Les Vipers s’inscrivent dans ce mouvement, le mélange est audible dans certains titres et même à travers les deux chansons reprises aux sixties, le reste étant des originaux du groupe qui peuvent aussi flirter avec un psychédélique un peu revisité. Il y a un titre que je n’ai pas trouvé, mais il y a déjà de quoi se faire une idée sans lui.

Artiste : The Vipers
Titre : Outta The Nest
Genre : neo garage punk, psyché
Label : PVC
No Catalogue :  PVC 8928
Pays : USA 1984
Meilleure enchère sur Ebay, 51 euros
Note : il existe plusieurs rééditions

Borrowed Time

Visites au musée du Boss

Au cours de ma vie je ne sais pas combien j’ai écouté de disques, probablement des millions. Dans ce musée il y a certains disques qui reviennent régulièrement, pas seulement pour un titre mais plusieurs.
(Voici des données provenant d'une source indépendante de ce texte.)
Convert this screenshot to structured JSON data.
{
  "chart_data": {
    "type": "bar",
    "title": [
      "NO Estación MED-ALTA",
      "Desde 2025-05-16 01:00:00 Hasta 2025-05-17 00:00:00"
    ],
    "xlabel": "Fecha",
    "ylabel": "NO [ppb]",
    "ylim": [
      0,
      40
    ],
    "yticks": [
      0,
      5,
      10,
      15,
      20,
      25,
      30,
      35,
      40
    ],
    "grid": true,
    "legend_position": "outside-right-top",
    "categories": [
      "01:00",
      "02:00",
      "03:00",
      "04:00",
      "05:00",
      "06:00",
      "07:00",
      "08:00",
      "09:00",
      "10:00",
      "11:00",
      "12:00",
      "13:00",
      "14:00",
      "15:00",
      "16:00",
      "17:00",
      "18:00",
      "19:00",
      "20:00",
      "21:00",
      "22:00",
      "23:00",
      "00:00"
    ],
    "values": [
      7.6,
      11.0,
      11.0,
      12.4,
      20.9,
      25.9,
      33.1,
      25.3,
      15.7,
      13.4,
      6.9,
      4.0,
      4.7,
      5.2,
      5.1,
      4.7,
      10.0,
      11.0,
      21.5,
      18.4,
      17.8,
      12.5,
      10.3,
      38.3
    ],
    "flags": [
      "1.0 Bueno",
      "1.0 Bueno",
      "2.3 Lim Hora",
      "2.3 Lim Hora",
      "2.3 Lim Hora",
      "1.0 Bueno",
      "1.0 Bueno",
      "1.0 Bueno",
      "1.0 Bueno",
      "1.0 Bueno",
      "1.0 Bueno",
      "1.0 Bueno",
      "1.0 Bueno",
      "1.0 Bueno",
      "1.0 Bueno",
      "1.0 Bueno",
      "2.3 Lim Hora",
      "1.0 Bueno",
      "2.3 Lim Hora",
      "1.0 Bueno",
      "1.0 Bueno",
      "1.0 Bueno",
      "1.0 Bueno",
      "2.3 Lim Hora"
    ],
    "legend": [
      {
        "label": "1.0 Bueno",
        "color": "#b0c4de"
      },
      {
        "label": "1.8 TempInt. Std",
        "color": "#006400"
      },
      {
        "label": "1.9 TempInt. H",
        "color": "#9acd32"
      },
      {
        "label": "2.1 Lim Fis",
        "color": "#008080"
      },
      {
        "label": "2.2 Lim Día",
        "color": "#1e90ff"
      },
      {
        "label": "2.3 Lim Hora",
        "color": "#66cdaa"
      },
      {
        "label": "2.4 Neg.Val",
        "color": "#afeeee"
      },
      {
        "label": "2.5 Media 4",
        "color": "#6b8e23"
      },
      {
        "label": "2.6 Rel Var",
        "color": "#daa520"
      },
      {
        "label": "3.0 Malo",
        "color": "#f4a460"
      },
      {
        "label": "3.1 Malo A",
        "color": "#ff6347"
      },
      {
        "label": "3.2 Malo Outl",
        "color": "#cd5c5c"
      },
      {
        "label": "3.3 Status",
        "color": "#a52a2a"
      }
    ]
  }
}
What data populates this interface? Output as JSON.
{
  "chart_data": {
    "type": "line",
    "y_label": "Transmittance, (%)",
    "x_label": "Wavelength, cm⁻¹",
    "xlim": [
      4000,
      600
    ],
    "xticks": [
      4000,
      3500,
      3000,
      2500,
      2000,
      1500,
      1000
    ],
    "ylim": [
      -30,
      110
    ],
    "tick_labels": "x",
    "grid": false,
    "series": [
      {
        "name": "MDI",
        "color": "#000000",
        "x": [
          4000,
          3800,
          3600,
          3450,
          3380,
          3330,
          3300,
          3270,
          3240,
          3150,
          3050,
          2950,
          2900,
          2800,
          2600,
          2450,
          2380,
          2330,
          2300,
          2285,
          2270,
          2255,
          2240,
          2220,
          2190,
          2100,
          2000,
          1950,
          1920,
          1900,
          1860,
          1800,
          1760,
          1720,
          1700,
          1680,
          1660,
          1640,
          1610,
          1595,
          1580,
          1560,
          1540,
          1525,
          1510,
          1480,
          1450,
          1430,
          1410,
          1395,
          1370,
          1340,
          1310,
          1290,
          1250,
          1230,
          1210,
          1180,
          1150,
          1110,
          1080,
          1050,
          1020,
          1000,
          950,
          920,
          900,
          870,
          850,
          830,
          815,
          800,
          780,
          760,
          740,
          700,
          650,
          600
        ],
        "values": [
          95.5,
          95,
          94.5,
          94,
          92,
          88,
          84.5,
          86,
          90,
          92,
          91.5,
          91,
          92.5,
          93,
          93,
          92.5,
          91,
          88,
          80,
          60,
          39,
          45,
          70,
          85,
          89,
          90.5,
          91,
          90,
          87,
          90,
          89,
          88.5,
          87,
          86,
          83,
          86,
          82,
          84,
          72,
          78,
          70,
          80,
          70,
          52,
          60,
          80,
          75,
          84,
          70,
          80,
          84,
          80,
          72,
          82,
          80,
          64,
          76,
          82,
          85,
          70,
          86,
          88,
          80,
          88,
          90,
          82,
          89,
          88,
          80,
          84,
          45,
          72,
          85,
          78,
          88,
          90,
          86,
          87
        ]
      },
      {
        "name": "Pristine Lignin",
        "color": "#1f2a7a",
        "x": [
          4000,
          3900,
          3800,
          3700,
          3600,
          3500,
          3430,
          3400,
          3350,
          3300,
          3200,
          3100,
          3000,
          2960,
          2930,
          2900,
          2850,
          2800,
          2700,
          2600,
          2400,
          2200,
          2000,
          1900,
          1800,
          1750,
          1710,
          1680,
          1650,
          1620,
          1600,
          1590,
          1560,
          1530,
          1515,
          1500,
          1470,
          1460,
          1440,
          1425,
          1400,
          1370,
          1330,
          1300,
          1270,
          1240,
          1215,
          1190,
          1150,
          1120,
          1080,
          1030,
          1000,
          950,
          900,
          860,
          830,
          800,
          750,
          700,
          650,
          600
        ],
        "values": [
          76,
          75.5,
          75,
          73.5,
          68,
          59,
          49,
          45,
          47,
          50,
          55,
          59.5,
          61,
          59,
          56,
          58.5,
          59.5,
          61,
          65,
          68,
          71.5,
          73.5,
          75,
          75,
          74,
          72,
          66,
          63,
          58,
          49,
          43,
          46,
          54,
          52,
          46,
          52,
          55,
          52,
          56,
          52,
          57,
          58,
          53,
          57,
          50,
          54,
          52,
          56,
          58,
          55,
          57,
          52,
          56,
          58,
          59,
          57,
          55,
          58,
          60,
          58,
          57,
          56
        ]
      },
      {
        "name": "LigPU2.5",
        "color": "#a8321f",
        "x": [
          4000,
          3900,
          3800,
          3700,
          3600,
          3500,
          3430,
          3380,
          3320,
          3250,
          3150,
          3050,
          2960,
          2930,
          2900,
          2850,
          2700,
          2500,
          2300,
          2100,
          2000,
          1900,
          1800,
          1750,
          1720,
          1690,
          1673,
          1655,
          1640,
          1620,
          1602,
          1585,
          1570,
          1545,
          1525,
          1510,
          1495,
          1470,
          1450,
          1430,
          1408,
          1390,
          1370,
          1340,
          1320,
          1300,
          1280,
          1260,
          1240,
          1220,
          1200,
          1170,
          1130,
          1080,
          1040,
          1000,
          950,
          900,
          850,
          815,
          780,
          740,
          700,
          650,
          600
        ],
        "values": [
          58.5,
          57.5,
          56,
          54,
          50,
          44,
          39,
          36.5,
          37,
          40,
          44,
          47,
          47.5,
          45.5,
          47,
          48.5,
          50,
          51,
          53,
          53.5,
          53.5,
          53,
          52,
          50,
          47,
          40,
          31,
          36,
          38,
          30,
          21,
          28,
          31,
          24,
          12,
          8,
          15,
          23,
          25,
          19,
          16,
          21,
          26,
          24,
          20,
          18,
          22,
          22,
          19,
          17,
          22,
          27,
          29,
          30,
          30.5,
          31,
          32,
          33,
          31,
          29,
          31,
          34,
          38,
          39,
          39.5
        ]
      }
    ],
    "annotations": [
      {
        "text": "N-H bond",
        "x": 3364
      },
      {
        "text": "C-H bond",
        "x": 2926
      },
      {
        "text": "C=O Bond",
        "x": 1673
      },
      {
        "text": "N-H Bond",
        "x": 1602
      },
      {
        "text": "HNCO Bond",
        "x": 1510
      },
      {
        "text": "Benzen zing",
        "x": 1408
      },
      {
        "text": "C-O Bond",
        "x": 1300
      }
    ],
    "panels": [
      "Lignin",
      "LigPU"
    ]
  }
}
C’est assurément le cas pour les albums, mais aussi un autre support, le fameux EP qui présentait le plus souvent quatre titres. En France jusqu’en 1967-68, c’était le format le plus courant, d’autres pays dans une moindre mesure les publiaient aussi, mais le single deux titres était la référence. Ces fameuses publications françaises sont très demandées par les collectionneurs étrangers, car elles avaient l’avantage d’être présentées dans une pochette en carton avec fréquemment une photo de l’artiste. En revisitant ma collection, voici quelques unes de ces pépites qui m’enchantèrent pour deux, trois, quatre titres.

Call My Name

The Calico Wall – Flight Reaction

Dans une future pièce du musée encore en construction, ces chansons y figureront probablement. Je ne les ai pas encore suffisamment écoutées, elles sont de découverte plus ou moins récente et ne font pas partie de mes 20 premières années d’écoutes, mais je suis sûr que je les écouterai encore dans dix ans.